Niobate-based lead-free piezoceramics: a diffused phase transition boundary leading to temperature-insensitive high piezoelectric voltage coefficients

Abstract

One of the key remaining challenges for the most promising Pb-free (K,Na)NbO₃ (KNN) piezoelectrics is how to improve the temperature stability of piezoelectric voltage coefficients, which is vital to promoting their practical applications. This study proposes an effective approach to develop highly piezoelectric KNN-based ceramics with temperature-insensitive piezoelectric voltage coefficients (d₃₃), which is also called direct piezo-coefficient, by broadening the boundaries from tetragonal to orthorhombic and then to rhombohedral phases. The Li-doped KNN ceramics modified with BaZrO₃ and (Bi,Zr)TiO₃ exhibit a high d₃₃ up to 330 pC N⁻¹, whose variation is limited to ±10% in a common application temperature range (25–100 °C), when their composition is optimized for strengthening their temperature stability. A high d₃₃ up to 380 pC N⁻¹ with a larger variation (<20%) but in a wider temperature range (25–200 °C) was also available in the present materials possessing a large planar electromechanical coupling coefficient k_p up to 0.54 and a high Curie temperature of >260 °C as well as high strength associated with high relative density.

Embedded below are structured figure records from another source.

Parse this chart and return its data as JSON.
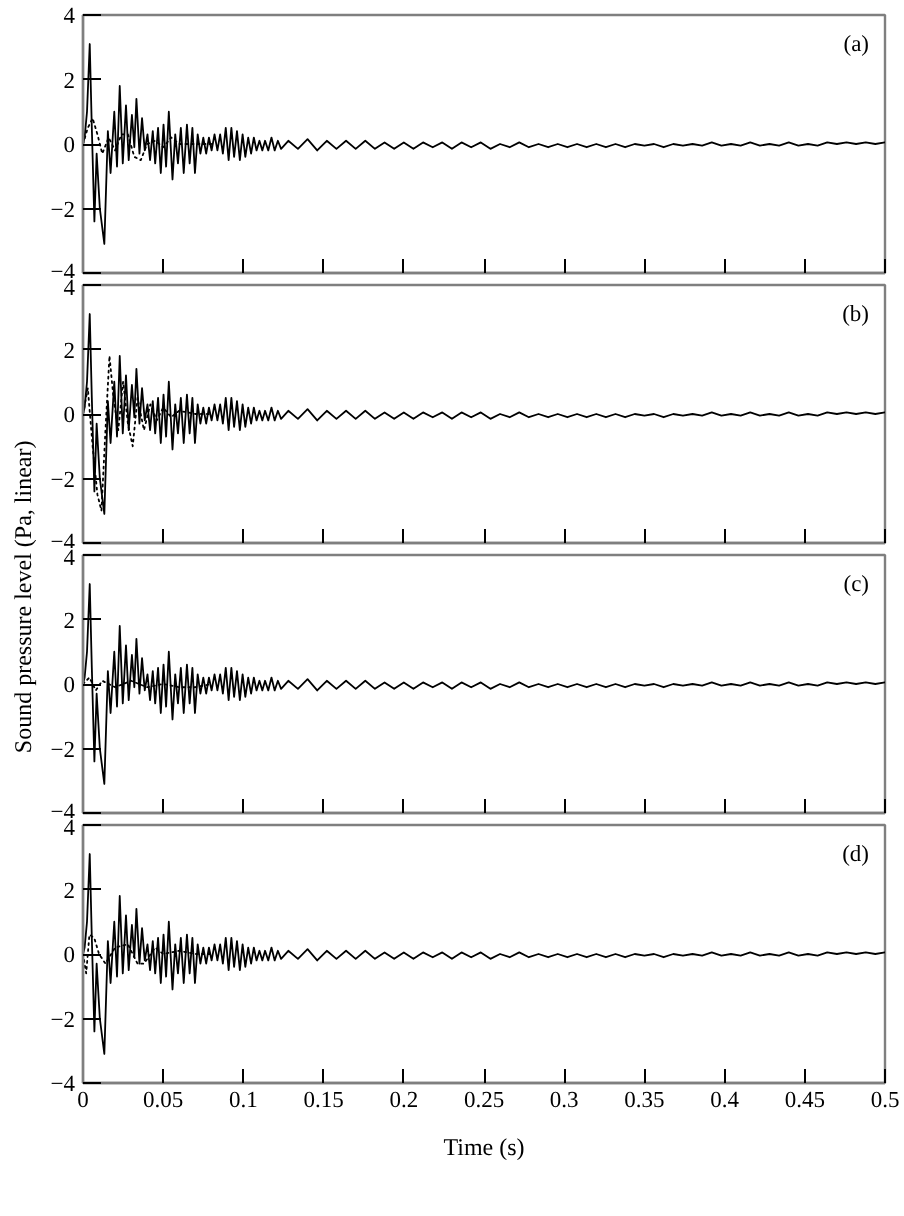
{
  "chart_data": [
    {
      "type": "line",
      "annotations": [
        "(a)"
      ],
      "xlim": [
        0,
        0.5
      ],
      "xticks": [
        0,
        0.05,
        0.1,
        0.15,
        0.2,
        0.25,
        0.3,
        0.35,
        0.4,
        0.45,
        0.5
      ],
      "ylim": [
        -4,
        4
      ],
      "yticks": [
        4,
        2,
        0,
        -2,
        -4
      ],
      "tick_labels": "y",
      "x": [
        0,
        0.001,
        0.0025,
        0.0042,
        0.0055,
        0.0071,
        0.0085,
        0.0105,
        0.0133,
        0.0155,
        0.0172,
        0.0195,
        0.0212,
        0.0229,
        0.0248,
        0.0268,
        0.0285,
        0.0305,
        0.032,
        0.0333,
        0.0352,
        0.0368,
        0.0385,
        0.0402,
        0.0418,
        0.0435,
        0.045,
        0.0468,
        0.0485,
        0.0502,
        0.0518,
        0.0535,
        0.0558,
        0.0575,
        0.0592,
        0.061,
        0.0628,
        0.0648,
        0.0665,
        0.0682,
        0.0698,
        0.0715,
        0.0732,
        0.075,
        0.0768,
        0.0785,
        0.0802,
        0.082,
        0.0838,
        0.0855,
        0.0872,
        0.089,
        0.0908,
        0.0925,
        0.0942,
        0.096,
        0.0978,
        0.0995,
        0.1012,
        0.103,
        0.1048,
        0.1065,
        0.1082,
        0.11,
        0.1118,
        0.1135,
        0.1155,
        0.1175,
        0.1195,
        0.1215,
        0.1235,
        0.128,
        0.134,
        0.14,
        0.146,
        0.152,
        0.158,
        0.164,
        0.17,
        0.176,
        0.182,
        0.188,
        0.194,
        0.2,
        0.206,
        0.212,
        0.218,
        0.224,
        0.23,
        0.236,
        0.242,
        0.248,
        0.254,
        0.26,
        0.266,
        0.272,
        0.278,
        0.284,
        0.29,
        0.296,
        0.302,
        0.308,
        0.314,
        0.32,
        0.326,
        0.332,
        0.338,
        0.344,
        0.35,
        0.356,
        0.362,
        0.368,
        0.374,
        0.38,
        0.386,
        0.392,
        0.398,
        0.404,
        0.41,
        0.416,
        0.422,
        0.428,
        0.434,
        0.44,
        0.446,
        0.452,
        0.458,
        0.464,
        0.47,
        0.476,
        0.482,
        0.488,
        0.494,
        0.5
      ],
      "series": [
        {
          "color": "#000000",
          "line_style": "solid",
          "values": [
            0,
            0.2,
            1,
            3.1,
            0.5,
            -2.4,
            -0.3,
            -2,
            -3.1,
            0.4,
            -0.9,
            1,
            -0.7,
            1.8,
            -0.6,
            1.2,
            -0.5,
            0.9,
            -0.1,
            1.4,
            -0.3,
            0.8,
            -0.2,
            0.3,
            -0.5,
            0.4,
            -0.6,
            0.5,
            -0.9,
            0.6,
            -0.7,
            1,
            -1.1,
            0.3,
            -0.6,
            0.5,
            -0.9,
            0.6,
            -0.6,
            0.5,
            -0.9,
            0.3,
            -0.3,
            0.2,
            -0.3,
            0.2,
            -0.2,
            0.3,
            -0.2,
            0.3,
            -0.3,
            0.5,
            -0.5,
            0.5,
            -0.4,
            0.4,
            -0.5,
            0.3,
            -0.4,
            0.2,
            -0.3,
            0.2,
            -0.2,
            0.1,
            -0.2,
            0.1,
            -0.2,
            0.2,
            -0.2,
            0.1,
            -0.15,
            0.1,
            -0.15,
            0.15,
            -0.2,
            0.1,
            -0.15,
            0.1,
            -0.15,
            0.1,
            -0.15,
            0.05,
            -0.15,
            0.05,
            -0.15,
            0.05,
            -0.1,
            0.05,
            -0.15,
            0.05,
            -0.1,
            0.05,
            -0.15,
            0,
            -0.1,
            0.05,
            -0.1,
            0,
            -0.1,
            0,
            -0.1,
            0,
            -0.1,
            0,
            -0.1,
            0,
            -0.1,
            0,
            -0.05,
            0,
            -0.1,
            0,
            -0.05,
            0,
            -0.05,
            0.05,
            -0.05,
            0,
            -0.05,
            0.05,
            -0.05,
            0,
            -0.05,
            0.05,
            -0.05,
            0,
            -0.05,
            0.05,
            0,
            0.05,
            0,
            0.05,
            0,
            0.05
          ]
        },
        {
          "color": "#000000",
          "line_style": "dotted",
          "x": [
            0,
            0.003,
            0.006,
            0.009,
            0.012,
            0.016,
            0.02,
            0.024,
            0.028,
            0.032,
            0.036,
            0.04,
            0.045,
            0.05,
            0.055,
            0.06,
            0.07,
            0.08
          ],
          "values": [
            0,
            0.5,
            0.8,
            0.3,
            -0.3,
            0.2,
            -0.2,
            0.3,
            0.3,
            -0.4,
            -0.5,
            0,
            0.1,
            -0.1,
            0.2,
            0,
            0,
            0
          ]
        }
      ]
    },
    {
      "type": "line",
      "annotations": [
        "(b)"
      ],
      "ylabel": "Sound pressure level (Pa, linear)",
      "xlim": [
        0,
        0.5
      ],
      "xticks": [
        0,
        0.05,
        0.1,
        0.15,
        0.2,
        0.25,
        0.3,
        0.35,
        0.4,
        0.45,
        0.5
      ],
      "ylim": [
        -4,
        4
      ],
      "yticks": [
        4,
        2,
        0,
        -2,
        -4
      ],
      "tick_labels": "y",
      "x": [
        0,
        0.001,
        0.0025,
        0.0042,
        0.0055,
        0.0071,
        0.0085,
        0.0105,
        0.0133,
        0.0155,
        0.0172,
        0.0195,
        0.0212,
        0.0229,
        0.0248,
        0.0268,
        0.0285,
        0.0305,
        0.032,
        0.0333,
        0.0352,
        0.0368,
        0.0385,
        0.0402,
        0.0418,
        0.0435,
        0.045,
        0.0468,
        0.0485,
        0.0502,
        0.0518,
        0.0535,
        0.0558,
        0.0575,
        0.0592,
        0.061,
        0.0628,
        0.0648,
        0.0665,
        0.0682,
        0.0698,
        0.0715,
        0.0732,
        0.075,
        0.0768,
        0.0785,
        0.0802,
        0.082,
        0.0838,
        0.0855,
        0.0872,
        0.089,
        0.0908,
        0.0925,
        0.0942,
        0.096,
        0.0978,
        0.0995,
        0.1012,
        0.103,
        0.1048,
        0.1065,
        0.1082,
        0.11,
        0.1118,
        0.1135,
        0.1155,
        0.1175,
        0.1195,
        0.1215,
        0.1235,
        0.128,
        0.134,
        0.14,
        0.146,
        0.152,
        0.158,
        0.164,
        0.17,
        0.176,
        0.182,
        0.188,
        0.194,
        0.2,
        0.206,
        0.212,
        0.218,
        0.224,
        0.23,
        0.236,
        0.242,
        0.248,
        0.254,
        0.26,
        0.266,
        0.272,
        0.278,
        0.284,
        0.29,
        0.296,
        0.302,
        0.308,
        0.314,
        0.32,
        0.326,
        0.332,
        0.338,
        0.344,
        0.35,
        0.356,
        0.362,
        0.368,
        0.374,
        0.38,
        0.386,
        0.392,
        0.398,
        0.404,
        0.41,
        0.416,
        0.422,
        0.428,
        0.434,
        0.44,
        0.446,
        0.452,
        0.458,
        0.464,
        0.47,
        0.476,
        0.482,
        0.488,
        0.494,
        0.5
      ],
      "series": [
        {
          "color": "#000000",
          "line_style": "solid",
          "values": [
            0,
            0.2,
            1,
            3.1,
            0.5,
            -2.4,
            -0.3,
            -2,
            -3.1,
            0.4,
            -0.9,
            1,
            -0.7,
            1.8,
            -0.6,
            1.2,
            -0.5,
            0.9,
            -0.1,
            1.4,
            -0.3,
            0.8,
            -0.2,
            0.3,
            -0.5,
            0.4,
            -0.6,
            0.5,
            -0.9,
            0.6,
            -0.7,
            1,
            -1.1,
            0.3,
            -0.6,
            0.5,
            -0.9,
            0.6,
            -0.6,
            0.5,
            -0.9,
            0.3,
            -0.3,
            0.2,
            -0.3,
            0.2,
            -0.2,
            0.3,
            -0.2,
            0.3,
            -0.3,
            0.5,
            -0.5,
            0.5,
            -0.4,
            0.4,
            -0.5,
            0.3,
            -0.4,
            0.2,
            -0.3,
            0.2,
            -0.2,
            0.1,
            -0.2,
            0.1,
            -0.2,
            0.2,
            -0.2,
            0.1,
            -0.15,
            0.1,
            -0.15,
            0.15,
            -0.2,
            0.1,
            -0.15,
            0.1,
            -0.15,
            0.1,
            -0.15,
            0.05,
            -0.15,
            0.05,
            -0.15,
            0.05,
            -0.1,
            0.05,
            -0.15,
            0.05,
            -0.1,
            0.05,
            -0.15,
            0,
            -0.1,
            0.05,
            -0.1,
            0,
            -0.1,
            0,
            -0.1,
            0,
            -0.1,
            0,
            -0.1,
            0,
            -0.1,
            0,
            -0.05,
            0,
            -0.1,
            0,
            -0.05,
            0,
            -0.05,
            0.05,
            -0.05,
            0,
            -0.05,
            0.05,
            -0.05,
            0,
            -0.05,
            0.05,
            -0.05,
            0,
            -0.05,
            0.05,
            0,
            0.05,
            0,
            0.05,
            0,
            0.05
          ]
        },
        {
          "color": "#000000",
          "line_style": "dotted",
          "x": [
            0,
            0.003,
            0.006,
            0.009,
            0.0115,
            0.014,
            0.0165,
            0.019,
            0.022,
            0.025,
            0.028,
            0.031,
            0.034,
            0.038,
            0.042,
            0.046,
            0.05,
            0.055,
            0.06,
            0.07,
            0.08
          ],
          "values": [
            0,
            0.8,
            -1,
            -2.5,
            -3,
            -0.5,
            1.8,
            0.5,
            -0.5,
            1,
            -0.3,
            -1,
            0.5,
            -0.5,
            0.3,
            -0.2,
            0.2,
            -0.1,
            0.1,
            0,
            0
          ]
        }
      ]
    },
    {
      "type": "line",
      "annotations": [
        "(c)"
      ],
      "xlim": [
        0,
        0.5
      ],
      "xticks": [
        0,
        0.05,
        0.1,
        0.15,
        0.2,
        0.25,
        0.3,
        0.35,
        0.4,
        0.45,
        0.5
      ],
      "ylim": [
        -4,
        4
      ],
      "yticks": [
        4,
        2,
        0,
        -2,
        -4
      ],
      "tick_labels": "y",
      "x": [
        0,
        0.001,
        0.0025,
        0.0042,
        0.0055,
        0.0071,
        0.0085,
        0.0105,
        0.0133,
        0.0155,
        0.0172,
        0.0195,
        0.0212,
        0.0229,
        0.0248,
        0.0268,
        0.0285,
        0.0305,
        0.032,
        0.0333,
        0.0352,
        0.0368,
        0.0385,
        0.0402,
        0.0418,
        0.0435,
        0.045,
        0.0468,
        0.0485,
        0.0502,
        0.0518,
        0.0535,
        0.0558,
        0.0575,
        0.0592,
        0.061,
        0.0628,
        0.0648,
        0.0665,
        0.0682,
        0.0698,
        0.0715,
        0.0732,
        0.075,
        0.0768,
        0.0785,
        0.0802,
        0.082,
        0.0838,
        0.0855,
        0.0872,
        0.089,
        0.0908,
        0.0925,
        0.0942,
        0.096,
        0.0978,
        0.0995,
        0.1012,
        0.103,
        0.1048,
        0.1065,
        0.1082,
        0.11,
        0.1118,
        0.1135,
        0.1155,
        0.1175,
        0.1195,
        0.1215,
        0.1235,
        0.128,
        0.134,
        0.14,
        0.146,
        0.152,
        0.158,
        0.164,
        0.17,
        0.176,
        0.182,
        0.188,
        0.194,
        0.2,
        0.206,
        0.212,
        0.218,
        0.224,
        0.23,
        0.236,
        0.242,
        0.248,
        0.254,
        0.26,
        0.266,
        0.272,
        0.278,
        0.284,
        0.29,
        0.296,
        0.302,
        0.308,
        0.314,
        0.32,
        0.326,
        0.332,
        0.338,
        0.344,
        0.35,
        0.356,
        0.362,
        0.368,
        0.374,
        0.38,
        0.386,
        0.392,
        0.398,
        0.404,
        0.41,
        0.416,
        0.422,
        0.428,
        0.434,
        0.44,
        0.446,
        0.452,
        0.458,
        0.464,
        0.47,
        0.476,
        0.482,
        0.488,
        0.494,
        0.5
      ],
      "series": [
        {
          "color": "#000000",
          "line_style": "solid",
          "values": [
            0,
            0.2,
            1,
            3.1,
            0.5,
            -2.4,
            -0.3,
            -2,
            -3.1,
            0.4,
            -0.9,
            1,
            -0.7,
            1.8,
            -0.6,
            1.2,
            -0.5,
            0.9,
            -0.1,
            1.4,
            -0.3,
            0.8,
            -0.2,
            0.3,
            -0.5,
            0.4,
            -0.6,
            0.5,
            -0.9,
            0.6,
            -0.7,
            1,
            -1.1,
            0.3,
            -0.6,
            0.5,
            -0.9,
            0.6,
            -0.6,
            0.5,
            -0.9,
            0.3,
            -0.3,
            0.2,
            -0.3,
            0.2,
            -0.2,
            0.3,
            -0.2,
            0.3,
            -0.3,
            0.5,
            -0.5,
            0.5,
            -0.4,
            0.4,
            -0.5,
            0.3,
            -0.4,
            0.2,
            -0.3,
            0.2,
            -0.2,
            0.1,
            -0.2,
            0.1,
            -0.2,
            0.2,
            -0.2,
            0.1,
            -0.15,
            0.1,
            -0.15,
            0.15,
            -0.2,
            0.1,
            -0.15,
            0.1,
            -0.15,
            0.1,
            -0.15,
            0.05,
            -0.15,
            0.05,
            -0.15,
            0.05,
            -0.1,
            0.05,
            -0.15,
            0.05,
            -0.1,
            0.05,
            -0.15,
            0,
            -0.1,
            0.05,
            -0.1,
            0,
            -0.1,
            0,
            -0.1,
            0,
            -0.1,
            0,
            -0.1,
            0,
            -0.1,
            0,
            -0.05,
            0,
            -0.1,
            0,
            -0.05,
            0,
            -0.05,
            0.05,
            -0.05,
            0,
            -0.05,
            0.05,
            -0.05,
            0,
            -0.05,
            0.05,
            -0.05,
            0,
            -0.05,
            0.05,
            0,
            0.05,
            0,
            0.05,
            0,
            0.05
          ]
        },
        {
          "color": "#000000",
          "line_style": "dotted",
          "x": [
            0,
            0.004,
            0.008,
            0.012,
            0.02,
            0.03,
            0.04,
            0.05,
            0.06,
            0.07,
            0.08
          ],
          "values": [
            0,
            0.2,
            -0.2,
            0.1,
            -0.1,
            0.1,
            -0.1,
            0,
            -0.1,
            -0.1,
            0
          ]
        }
      ]
    },
    {
      "type": "line",
      "annotations": [
        "(d)"
      ],
      "xlabel": "Time (s)",
      "xlim": [
        0,
        0.5
      ],
      "xticks": [
        0,
        0.05,
        0.1,
        0.15,
        0.2,
        0.25,
        0.3,
        0.35,
        0.4,
        0.45,
        0.5
      ],
      "ylim": [
        -4,
        4
      ],
      "yticks": [
        4,
        2,
        0,
        -2,
        -4
      ],
      "x": [
        0,
        0.001,
        0.0025,
        0.0042,
        0.0055,
        0.0071,
        0.0085,
        0.0105,
        0.0133,
        0.0155,
        0.0172,
        0.0195,
        0.0212,
        0.0229,
        0.0248,
        0.0268,
        0.0285,
        0.0305,
        0.032,
        0.0333,
        0.0352,
        0.0368,
        0.0385,
        0.0402,
        0.0418,
        0.0435,
        0.045,
        0.0468,
        0.0485,
        0.0502,
        0.0518,
        0.0535,
        0.0558,
        0.0575,
        0.0592,
        0.061,
        0.0628,
        0.0648,
        0.0665,
        0.0682,
        0.0698,
        0.0715,
        0.0732,
        0.075,
        0.0768,
        0.0785,
        0.0802,
        0.082,
        0.0838,
        0.0855,
        0.0872,
        0.089,
        0.0908,
        0.0925,
        0.0942,
        0.096,
        0.0978,
        0.0995,
        0.1012,
        0.103,
        0.1048,
        0.1065,
        0.1082,
        0.11,
        0.1118,
        0.1135,
        0.1155,
        0.1175,
        0.1195,
        0.1215,
        0.1235,
        0.128,
        0.134,
        0.14,
        0.146,
        0.152,
        0.158,
        0.164,
        0.17,
        0.176,
        0.182,
        0.188,
        0.194,
        0.2,
        0.206,
        0.212,
        0.218,
        0.224,
        0.23,
        0.236,
        0.242,
        0.248,
        0.254,
        0.26,
        0.266,
        0.272,
        0.278,
        0.284,
        0.29,
        0.296,
        0.302,
        0.308,
        0.314,
        0.32,
        0.326,
        0.332,
        0.338,
        0.344,
        0.35,
        0.356,
        0.362,
        0.368,
        0.374,
        0.38,
        0.386,
        0.392,
        0.398,
        0.404,
        0.41,
        0.416,
        0.422,
        0.428,
        0.434,
        0.44,
        0.446,
        0.452,
        0.458,
        0.464,
        0.47,
        0.476,
        0.482,
        0.488,
        0.494,
        0.5
      ],
      "series": [
        {
          "color": "#000000",
          "line_style": "solid",
          "values": [
            0,
            0.2,
            1,
            3.1,
            0.5,
            -2.4,
            -0.3,
            -2,
            -3.1,
            0.4,
            -0.9,
            1,
            -0.7,
            1.8,
            -0.6,
            1.2,
            -0.5,
            0.9,
            -0.1,
            1.4,
            -0.3,
            0.8,
            -0.2,
            0.3,
            -0.5,
            0.4,
            -0.6,
            0.5,
            -0.9,
            0.6,
            -0.7,
            1,
            -1.1,
            0.3,
            -0.6,
            0.5,
            -0.9,
            0.6,
            -0.6,
            0.5,
            -0.9,
            0.3,
            -0.3,
            0.2,
            -0.3,
            0.2,
            -0.2,
            0.3,
            -0.2,
            0.3,
            -0.3,
            0.5,
            -0.5,
            0.5,
            -0.4,
            0.4,
            -0.5,
            0.3,
            -0.4,
            0.2,
            -0.3,
            0.2,
            -0.2,
            0.1,
            -0.2,
            0.1,
            -0.2,
            0.2,
            -0.2,
            0.1,
            -0.15,
            0.1,
            -0.15,
            0.15,
            -0.2,
            0.1,
            -0.15,
            0.1,
            -0.15,
            0.1,
            -0.15,
            0.05,
            -0.15,
            0.05,
            -0.15,
            0.05,
            -0.1,
            0.05,
            -0.15,
            0.05,
            -0.1,
            0.05,
            -0.15,
            0,
            -0.1,
            0.05,
            -0.1,
            0,
            -0.1,
            0,
            -0.1,
            0,
            -0.1,
            0,
            -0.1,
            0,
            -0.1,
            0,
            -0.05,
            0,
            -0.1,
            0,
            -0.05,
            0,
            -0.05,
            0.05,
            -0.05,
            0,
            -0.05,
            0.05,
            -0.05,
            0,
            -0.05,
            0.05,
            -0.05,
            0,
            -0.05,
            0.05,
            0,
            0.05,
            0,
            0.05,
            0,
            0.05
          ]
        },
        {
          "color": "#000000",
          "line_style": "dotted",
          "x": [
            0,
            0.002,
            0.004,
            0.007,
            0.01,
            0.014,
            0.02,
            0.028,
            0.034,
            0.038,
            0.045,
            0.05,
            0.06,
            0.07,
            0.08
          ],
          "values": [
            0,
            -0.6,
            0.6,
            0.5,
            0,
            -0.3,
            0.2,
            0.3,
            -0.3,
            -0.3,
            0.2,
            0,
            0.1,
            0,
            0
          ]
        }
      ]
    }
  ]
}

Piezoelectric force microscopy (PFM) studies reveal that the good piezoelectric response could be related to the easier domain reorientation and domain wall motion. The present results validated that our approach based on phase transition boundary engineering should be an effective strategy for further development of high-performance lead-free piezoceramics towards the demand for industrial applications.